🤖 AI Summary
This study addresses the persistent performance disparities of multilingual language models across languages, investigating whether these gaps stem from inherent linguistic complexity or modeling design choices. For the first time, it systematically disentangles these factors by jointly analyzing modeling mechanisms—including tokenization, encoding strategies, data sampling, and parameter sharing—alongside linguistic properties such as morphology, syntax, and information density. The findings reveal that the majority of cross-lingual performance gaps are attributable to modeling decisions rather than intrinsic language characteristics. Building on this insight, the work proposes actionable principles for fairer model design and demonstrates that standardized tokenization, unified encoding, and balanced data exposure significantly enhance linguistic equity in multilingual systems.
📝 Abstract
Multilingual language models (LMs) promise broader NLP access, yet current systems deliver uneven performance across the world's languages.
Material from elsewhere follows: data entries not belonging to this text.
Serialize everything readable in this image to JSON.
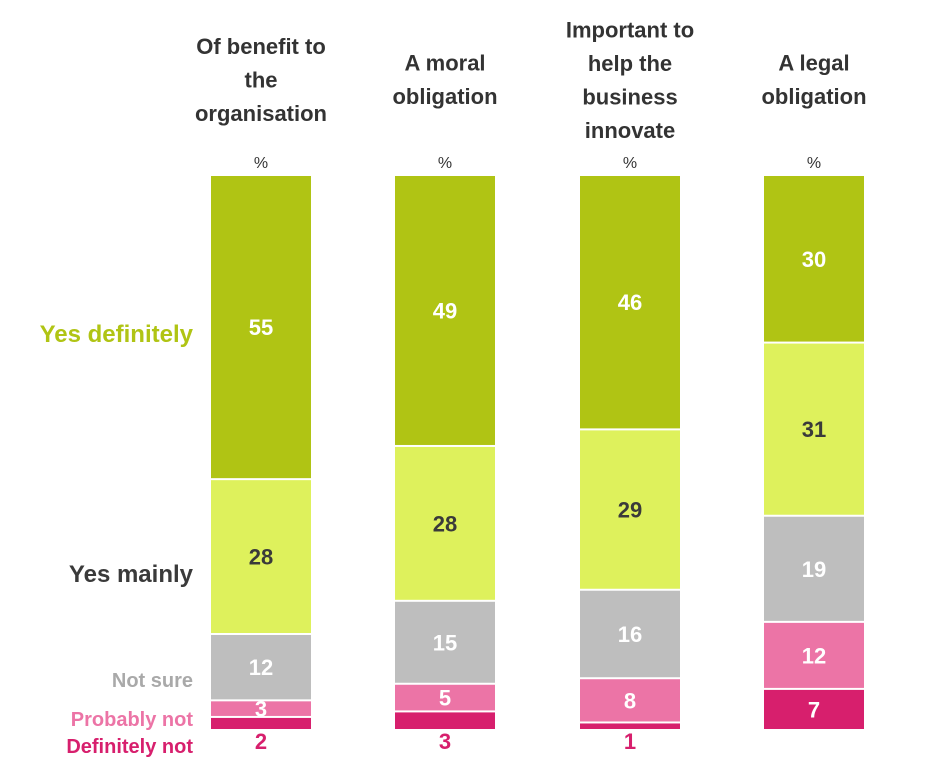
{
  "chart_data": {
    "type": "bar",
    "stacked": true,
    "orientation": "vertical",
    "unit_label": "%",
    "categories": [
      [
        "Of benefit to",
        "the",
        "organisation"
      ],
      [
        "A moral",
        "obligation"
      ],
      [
        "Important to",
        "help the",
        "business",
        "innovate"
      ],
      [
        "A legal",
        "obligation"
      ]
    ],
    "series": [
      {
        "name": "Yes definitely",
        "color": "#b0c414",
        "label_color": "#ffffff",
        "values": [
          55,
          49,
          46,
          30
        ]
      },
      {
        "name": "Yes mainly",
        "color": "#def15c",
        "label_color": "#3a3a3a",
        "values": [
          28,
          28,
          29,
          31
        ]
      },
      {
        "name": "Not sure",
        "color": "#bebebe",
        "label_color": "#ffffff",
        "values": [
          12,
          15,
          16,
          19
        ]
      },
      {
        "name": "Probably not",
        "color": "#ec74a6",
        "label_color": "#ffffff",
        "values": [
          3,
          5,
          8,
          12
        ]
      },
      {
        "name": "Definitely not",
        "color": "#d71f6d",
        "label_color": "#ffffff",
        "values": [
          2,
          3,
          1,
          7
        ]
      }
    ],
    "legend": {
      "position": "left",
      "entries": [
        {
          "text": "Yes definitely",
          "color": "#b0c414"
        },
        {
          "text": "Yes mainly",
          "color": "#3a3a3a"
        },
        {
          "text": "Not sure",
          "color": "#a9a9a9"
        },
        {
          "text": "Probably not",
          "color": "#ec74a6"
        },
        {
          "text": "Definitely not",
          "color": "#d71f6d"
        }
      ]
    },
    "small_value_label_color": "#d71f6d",
    "ylim": [
      0,
      100
    ]
  }
}
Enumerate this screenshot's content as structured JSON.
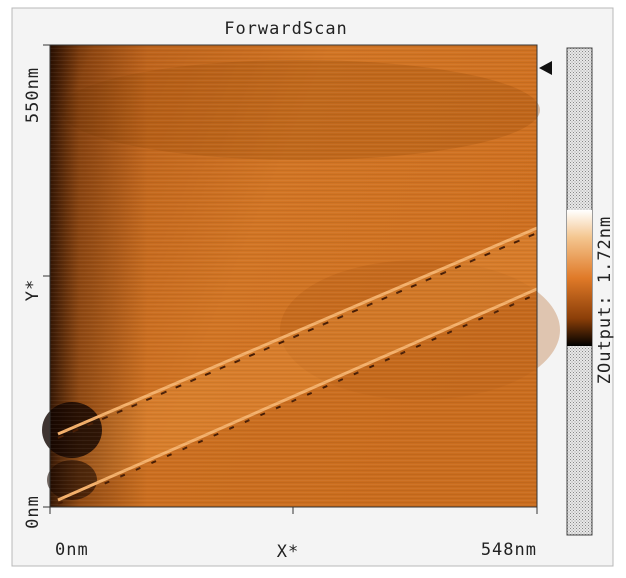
{
  "header": {
    "title": "ForwardScan"
  },
  "axes": {
    "y": {
      "top": "550nm",
      "middle": "Y*",
      "bottom": "0nm"
    },
    "x": {
      "left": "0nm",
      "middle": "X*",
      "right": "548nm"
    }
  },
  "colorbar": {
    "label": "ZOutput: 1.72nm"
  }
}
This survey examines why these gaps persist and whether they reflect intrinsic linguistic difficulty or modeling artifacts. We organize the literature around two questions: do linguistic disparities arise from representation and allocation choices (e.g., tokenization, encoding, data exposure, parameter sharing) rather than inherent complexity; and which design choices mitigate inequities across typologically diverse languages. We review linguistic features, such as orthography, morphology, lexical diversity, syntax, information density, and typological distance, linking each to concrete modeling mechanisms. Gaps often shrink when segmentation, encoding, and data exposure are normalized, suggesting much apparent difficulty stems from current modeling choices. We synthesize these insights into design recommendations for tokenization, sampling, architectures, and evaluation to support more balanced multilingual LMs.